The area of the body that is most abused by the use of stimulants is the adrenal glands, which also happen to be your first line of defense against stress. The adrenals are involved in many functions essential to well being. These include regulating heart rate, blood pressure, respiration and digestion, and they also produce some of the sex hormones. But from an “energy” perspective, what they do that is most important is to regulate our “fight or flight” response.

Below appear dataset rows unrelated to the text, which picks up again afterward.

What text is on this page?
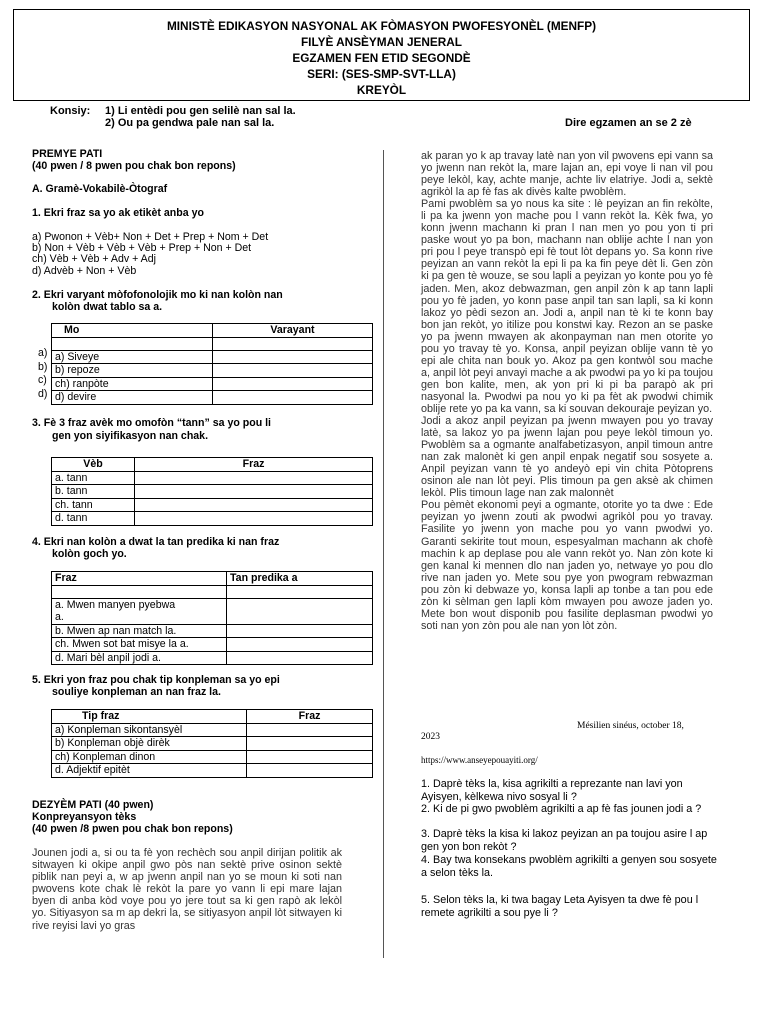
MINISTÈ EDIKASYON NASYONAL AK FÒMASYON PWOFESYONÈL (MENFP)
FILYÈ ANSÈYMAN JENERAL
EGZAMEN FEN ETID SEGONDÈ
SERI: (SES-SMP-SVT-LLA)
KREYÒL
Konsiy: 1) Li entèdi pou gen selilè nan sal la.
2) Ou pa gendwa pale nan sal la.	Dire egzamen an se 2 zè
PREMYE PATI
(40 pwen / 8 pwen pou chak bon repons)
A. Gramè-Vokabilè-Òtograf
1. Ekri fraz sa yo ak etikèt anba yo
a) Pwonon + Vèb+ Non + Det + Prep + Nom + Det
b) Non + Vèb + Vèb + Vèb + Prep + Non + Det
ch) Vèb + Vèb + Adv + Adj
d) Advèb + Non + Vèb
2. Ekri varyant mòfofonolojik mo ki nan kolòn nan
kolòn dwat tablo sa a.
a)
b)
c)
d)
Mo	Varayant

a) Siveye	
b) repoze	
ch) ranpòte	
d) devire	
3. Fè 3 fraz avèk mo omofòn “tann” sa yo pou li
gen yon siyifikasyon nan chak.
Vèb	Fraz
a. tann	
b. tann	
ch. tann	
d. tann	
4. Ekri nan kolòn a dwat la tan predika ki nan fraz
kolòn goch yo.
Fraz	Tan predika a

a. Mwen manyen pyebwa
a.	

b. Mwen ap nan match la.	
ch. Mwen sot bat misye la a.	
d. Mari bèl anpil jodi a.	
5. Ekri yon fraz pou chak tip konpleman sa yo epi
souliye konpleman an nan fraz la.
Tip fraz	Fraz
a) Konpleman sikontansyèl	
b) Konpleman objè dirèk	
ch) Konpleman dinon	
d. Adjektif epitèt	
DEZYÈM PATI (40 pwen)
Konpreyansyon tèks
(40 pwen /8 pwen pou chak bon repons)
Jounen jodi a, si ou ta fè yon rechèch sou anpil dirijan politik ak sitwayen ki okipe anpil gwo pòs nan sektè prive osinon sektè piblik nan peyi a, w ap jwenn anpil nan yo se moun ki soti nan pwovens kote chak lè rekòt la pare yo vann li epi mare lajan byen di anba kòd voye pou yo jere tout sa ki gen rapò ak lekòl yo. Sitiyasyon sa m ap dekri la, se sitiyasyon anpil lòt sitwayen ki rive reyisi lavi yo gras

ak paran yo k ap travay latè nan yon vil pwovens epi vann sa yo jwenn nan rekòt la, mare lajan an, epi voye li nan vil pou peye lekòl, kay, achte manje, achte liv elatriye. Jodi a, sektè agrikòl la ap fè fas ak divès kalte pwoblèm.

Pami pwoblèm sa yo nous ka site : lè peyizan an fin rekòlte, li pa ka jwenn yon mache pou l vann rekòt la. Kèk fwa, yo konn jwenn machann ki pran l nan men yo pou yon ti pri paske wout yo pa bon, machann nan oblije achte l nan yon pri pou l peye transpò epi fè tout lòt depans yo. Sa konn rive peyizan an vann rekòt la epi li pa ka fin peye dèt li. Gen zòn ki pa gen tè wouze, se sou lapli a peyizan yo konte pou yo fè jaden. Men, akoz debwazman, gen anpil zòn k ap tann lapli pou yo fè jaden, yo konn pase anpil tan san lapli, sa ki konn lakoz yo pèdi sezon an. Jodi a, anpil nan tè ki te konn bay bon jan rekòt, yo itilize pou konstwi kay. Rezon an se paske yo pa jwenn mwayen ak akonpayman nan men otorite yo pou yo travay tè yo. Konsa, anpil peyizan oblije vann tè yo epi ale chita nan bouk yo. Akoz pa gen kontwòl sou mache a, anpil lòt peyi anvayi mache a ak pwodwi pa yo ki pa toujou gen bon kalite, men, ak yon pri ki pi ba parapò ak pri nasyonal la. Pwodwi pa nou yo ki pa fèt ak pwodwi chimik oblije rete yo pa ka vann, sa ki souvan dekouraje peyizan yo.

Jodi a akoz anpil peyizan pa jwenn mwayen pou yo travay latè, sa lakoz yo pa jwenn lajan pou peye lekòl timoun yo. Pwoblèm sa a ogmante analfabetizasyon, anpil timoun antre nan zak malonèt ki gen anpil enpak negatif sou sosyete a. Anpil peyizan vann tè yo andeyò epi vin chita Pòtoprens osinon ale nan lòt peyi. Plis timoun pa gen aksè ak chimen lekòl. Plis timoun lage nan zak malonnèt

Pou pèmèt ekonomi peyi a ogmante, otorite yo ta dwe : Ede peyizan yo jwenn zouti ak pwodwi agrikòl pou yo travay. Fasilite yo jwenn yon mache pou yo vann pwodwi yo. Garanti sekirite tout moun, espesyalman machann ak chofè machin k ap deplase pou ale vann rekòt yo. Nan zòn kote ki gen kanal ki mennen dlo nan jaden yo, netwaye yo pou dlo rive nan jaden yo. Mete sou pye yon pwogram rebwazman pou zòn ki debwaze yo, konsa lapli ap tonbe a tan pou ede zòn ki sèlman gen lapli kòm mwayen pou awoze jaden yo. Mete bon wout disponib pou fasilite deplasman pwodwi yo soti nan yon zòn pou ale nan yon lòt zòn.

Mésilien sinéus, october 18,
2023
https://www.anseyepouayiti.org/
1. Daprè tèks la, kisa agrikilti a reprezante nan lavi yon Ayisyen, kèlkewa nivo sosyal li ?
2. Ki de pi gwo pwoblèm agrikilti a ap fè fas jounen jodi a ?
3. Daprè tèks la kisa ki lakoz peyizan an pa toujou asire l ap gen yon bon rekòt ?
4. Bay twa konsekans pwoblèm agrikilti a genyen sou sosyete a selon tèks la.
5. Selon tèks la, ki twa bagay Leta Ayisyen ta dwe fè pou l remete agrikilti a sou pye li ?
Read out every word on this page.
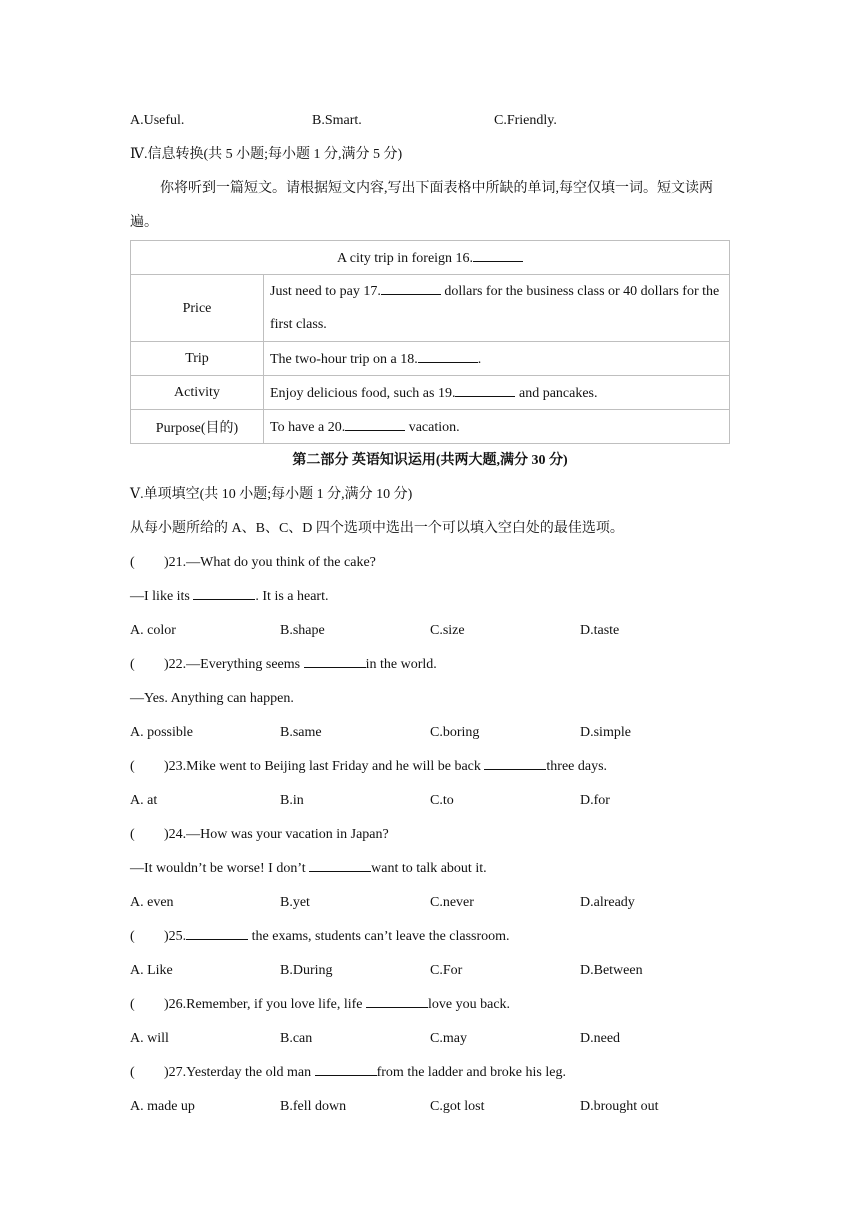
A.Useful.	B.Smart.	C.Friendly.
Ⅳ.信息转换(共 5 小题;每小题 1 分,满分 5 分)
你将听到一篇短文。请根据短文内容,写出下面表格中所缺的单词,每空仅填一词。短文读两遍。
A city trip in foreign 16.	
Price	Just need to pay 17. dollars for the business class or 40 dollars for the first class.
Trip	The two-hour trip on a 18. .
Activity	Enjoy delicious food, such as 19. and pancakes.
Purpose(目的)	To have a 20. vacation.
第二部分 英语知识运用(共两大题,满分 30 分)
Ⅴ.单项填空(共 10 小题;每小题 1 分,满分 10 分)
从每小题所给的 A、B、C、D 四个选项中选出一个可以填入空白处的最佳选项。
( )21.—What do you think of the cake?
—I like its	. It is a heart.
A. color	B.shape	C.size	D.taste
( )22.—Everything seems	in the world.
—Yes. Anything can happen.
A. possible	B.same	C.boring	D.simple
( )23.Mike went to Beijing last Friday and he will be back	three days.
A. at	B.in	C.to	D.for
( )24.—How was your vacation in Japan?
—It wouldn’t be worse! I don’t	want to talk about it.
A. even	B.yet	C.never	D.already
( )25.	the exams, students can’t leave the classroom.
A. Like	B.During	C.For	D.Between
( )26.Remember, if you love life, life	love you back.
A. will	B.can	C.may	D.need
( )27.Yesterday the old man	from the ladder and broke his leg.
A. made up	B.fell down	C.got lost	D.brought out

In our distant past, a danger signal would jump-start the adrenals to mobilize the resources of the body for immediate activity, so that we could fight or flee the danger. In modern life, most of the danger signals must be ignored. When your boss yells at you, you can’t hit him and you can’t run away. All day long, every day, the stressors are triggering our adrenal response: bad drivers, family problems, job worries, sirens and high or low level noise in the work place, to name but a few.
Constant stress combined with stimulant use (remember even sugar has stimulant properties,) will finally exhaust the adrenal glands so that they can no longer provide the energy you need, when you need it. They can also malfunction in the direction of producing too much energy when you don’t need it (i.e. anxiety and panic attacks.) Adrenal exhaustion can contribute to the development of hypoglycemia, insomnia, depression, allergies, menopausal symptoms, circulatory problems, and immune malfunction. And of course to low energy, which at it’s extreme can lead to such conditions as chronic fatigue syndrome.
Now, what can we do to help our poor exhausted adrenals? Firstly, a good diet is essential. This means, as much as possible, avoiding refined sugars (including honey, maple syrup and fruit juices,) and appreciating that, as far as your body is concerned, all refined carbohydrates (breads, pastas, pastries, white rice and white potatoes are the same as sugar. Eat on a regular basis, with healthy snacks in between (whole fruit, nuts, seed etc.) and an emphasis on protein, vegetables, and complex carbohydrates (whole grains, yams and sweet potatoes).
Certain nutrients are required for adrenal health including vitamin. C, vitamin B-6, Magnesium, and Zinc. Take 500mg to 1000mg of Vitamin C with each meal, a good multi-vitamin that contains at least 20-30mg of B-6 (along with all the other B vitamins) and 15-30mg of Zinc. For those trying to repair worn out adrenals, the addition of extra vitamin B-5 (Pantothenic Acid) at about 250mg 3x per day (with meals) will be of noticeable benefit. Licorice tea can also be supportive though, contraindicated in cases of high blood pressure.